Haim singles chronology
| "Forever" (2012) | "Don't Save Me" (2012) | "Falling" (2013) |

Music video
- "Don't Save Me" on YouTube

= Don't Save Me (Haim song) =

2012 single by Haim

"Don't Save Me" is a song by American rock band Haim. The song was released in the United Kingdom on November 8, 2012. It was featured on their debut studio album, Days Are Gone, released in 2013. On December 23, 2012, the song entered the UK Singles Chart at number 74. On January 6, 2013, the song re-entered the UK Singles Chart at number 51, climbing to number 32 the following week. The song premiered on BBC Radio 1 as Zane Lowe's 'Hottest Record' on October 16, 2012. A music video to accompany the release of "Don't Save Me" was first released onto YouTube on November 26, 2012, at a total length of three minutes and fifty-six seconds. On November 23, 2013, the band performed the song on Saturday Night Live. The song impacted radio on October 14, 2014.

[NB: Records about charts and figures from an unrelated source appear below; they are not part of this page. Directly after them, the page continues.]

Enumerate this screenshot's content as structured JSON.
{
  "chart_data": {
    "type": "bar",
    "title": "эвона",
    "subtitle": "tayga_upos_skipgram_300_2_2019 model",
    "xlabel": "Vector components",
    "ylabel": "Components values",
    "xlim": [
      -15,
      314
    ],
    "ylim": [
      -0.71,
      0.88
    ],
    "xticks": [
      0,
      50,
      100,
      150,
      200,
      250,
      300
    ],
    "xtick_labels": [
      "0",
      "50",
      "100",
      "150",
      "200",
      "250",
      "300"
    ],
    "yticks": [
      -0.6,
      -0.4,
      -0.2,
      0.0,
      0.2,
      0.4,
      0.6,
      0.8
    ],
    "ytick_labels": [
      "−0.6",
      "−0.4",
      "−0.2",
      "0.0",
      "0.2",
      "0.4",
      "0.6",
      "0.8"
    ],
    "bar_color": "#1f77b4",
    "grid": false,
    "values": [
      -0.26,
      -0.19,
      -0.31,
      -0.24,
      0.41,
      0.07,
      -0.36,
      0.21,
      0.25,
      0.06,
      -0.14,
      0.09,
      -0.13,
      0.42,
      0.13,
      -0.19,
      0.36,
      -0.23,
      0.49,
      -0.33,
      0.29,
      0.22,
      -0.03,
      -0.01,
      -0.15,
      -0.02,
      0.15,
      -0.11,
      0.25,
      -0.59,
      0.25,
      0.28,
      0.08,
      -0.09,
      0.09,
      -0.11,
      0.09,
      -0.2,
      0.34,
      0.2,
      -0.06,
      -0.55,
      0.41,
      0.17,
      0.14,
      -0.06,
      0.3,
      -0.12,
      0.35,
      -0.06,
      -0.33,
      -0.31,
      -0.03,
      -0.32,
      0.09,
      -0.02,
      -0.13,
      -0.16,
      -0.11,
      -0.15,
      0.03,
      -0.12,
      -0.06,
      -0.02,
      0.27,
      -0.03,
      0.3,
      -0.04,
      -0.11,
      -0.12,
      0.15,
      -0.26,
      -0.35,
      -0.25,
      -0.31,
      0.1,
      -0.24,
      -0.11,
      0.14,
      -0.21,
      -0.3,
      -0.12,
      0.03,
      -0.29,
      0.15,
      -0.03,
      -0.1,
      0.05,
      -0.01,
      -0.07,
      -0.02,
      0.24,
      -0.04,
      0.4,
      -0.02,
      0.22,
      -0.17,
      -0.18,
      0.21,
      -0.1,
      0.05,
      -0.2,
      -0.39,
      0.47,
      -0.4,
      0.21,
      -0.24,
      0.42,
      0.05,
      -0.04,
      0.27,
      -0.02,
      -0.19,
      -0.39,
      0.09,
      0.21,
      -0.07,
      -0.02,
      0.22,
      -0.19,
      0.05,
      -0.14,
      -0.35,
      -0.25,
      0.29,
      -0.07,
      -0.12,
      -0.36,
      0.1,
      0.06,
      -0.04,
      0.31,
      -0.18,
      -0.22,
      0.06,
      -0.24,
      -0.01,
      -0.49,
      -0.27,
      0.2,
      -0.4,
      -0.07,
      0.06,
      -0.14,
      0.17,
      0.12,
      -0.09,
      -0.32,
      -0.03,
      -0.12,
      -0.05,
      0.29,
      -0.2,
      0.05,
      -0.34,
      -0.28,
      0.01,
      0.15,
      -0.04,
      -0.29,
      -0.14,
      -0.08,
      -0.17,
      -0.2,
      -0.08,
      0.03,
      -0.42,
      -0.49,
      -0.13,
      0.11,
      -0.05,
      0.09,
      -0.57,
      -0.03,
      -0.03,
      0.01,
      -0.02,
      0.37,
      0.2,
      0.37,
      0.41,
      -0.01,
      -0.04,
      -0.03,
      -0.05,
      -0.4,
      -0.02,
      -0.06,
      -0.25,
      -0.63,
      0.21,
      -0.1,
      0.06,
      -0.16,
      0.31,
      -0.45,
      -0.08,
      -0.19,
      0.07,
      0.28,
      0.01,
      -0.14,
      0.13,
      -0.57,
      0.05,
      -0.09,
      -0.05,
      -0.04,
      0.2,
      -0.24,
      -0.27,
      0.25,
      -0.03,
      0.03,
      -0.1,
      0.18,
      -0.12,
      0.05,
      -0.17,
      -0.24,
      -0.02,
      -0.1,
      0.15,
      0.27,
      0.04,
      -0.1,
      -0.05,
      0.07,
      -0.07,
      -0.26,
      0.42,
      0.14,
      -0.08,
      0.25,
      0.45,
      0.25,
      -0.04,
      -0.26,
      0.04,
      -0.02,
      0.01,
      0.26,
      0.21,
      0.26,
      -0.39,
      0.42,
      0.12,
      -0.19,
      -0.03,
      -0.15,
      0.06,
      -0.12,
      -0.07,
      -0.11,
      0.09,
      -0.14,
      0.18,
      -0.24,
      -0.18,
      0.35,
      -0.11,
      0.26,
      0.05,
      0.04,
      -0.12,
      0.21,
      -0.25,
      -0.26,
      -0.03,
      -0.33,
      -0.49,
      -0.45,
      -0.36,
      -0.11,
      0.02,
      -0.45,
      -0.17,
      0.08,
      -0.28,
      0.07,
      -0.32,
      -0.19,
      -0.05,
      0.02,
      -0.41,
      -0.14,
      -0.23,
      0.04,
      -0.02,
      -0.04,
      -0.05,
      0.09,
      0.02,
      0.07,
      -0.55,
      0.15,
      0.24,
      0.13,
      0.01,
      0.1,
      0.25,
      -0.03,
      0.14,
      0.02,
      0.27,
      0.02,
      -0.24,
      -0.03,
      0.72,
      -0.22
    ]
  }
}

The 7" single was released by Neon Gold Records on December 10, 2012.

==Track listing==
- 7" single and digital download
1. "Don't Save Me" – 3:52
2. "Send Me Down" – 4:19

- 10" single
Side A:
1. "Don't Save Me" – 3:52
2. "Send Me Down" – 4:19
Side B:
1. "Don't Save Me" – 5:17 (Cyril Hahn Remix)

==Charts==

| Chart (2012–13) | Peak position |
|---|---|
| Australia (ARIA) | 66 |
| Belgium (Ultratop 50 Flanders) | 28 |
| Ireland (IRMA) | 70 |
| Scotland (OCC) | 32 |
| Switzerland Airplay (Schweizer Hitparade) | 61 |
| UK Singles (OCC) | 32 |

==Certifications==

| Region | Certification | Certified units/sales |
| Australia (ARIA) | Gold | 35,000^{^} |
^{^} Shipments figures based on certification alone.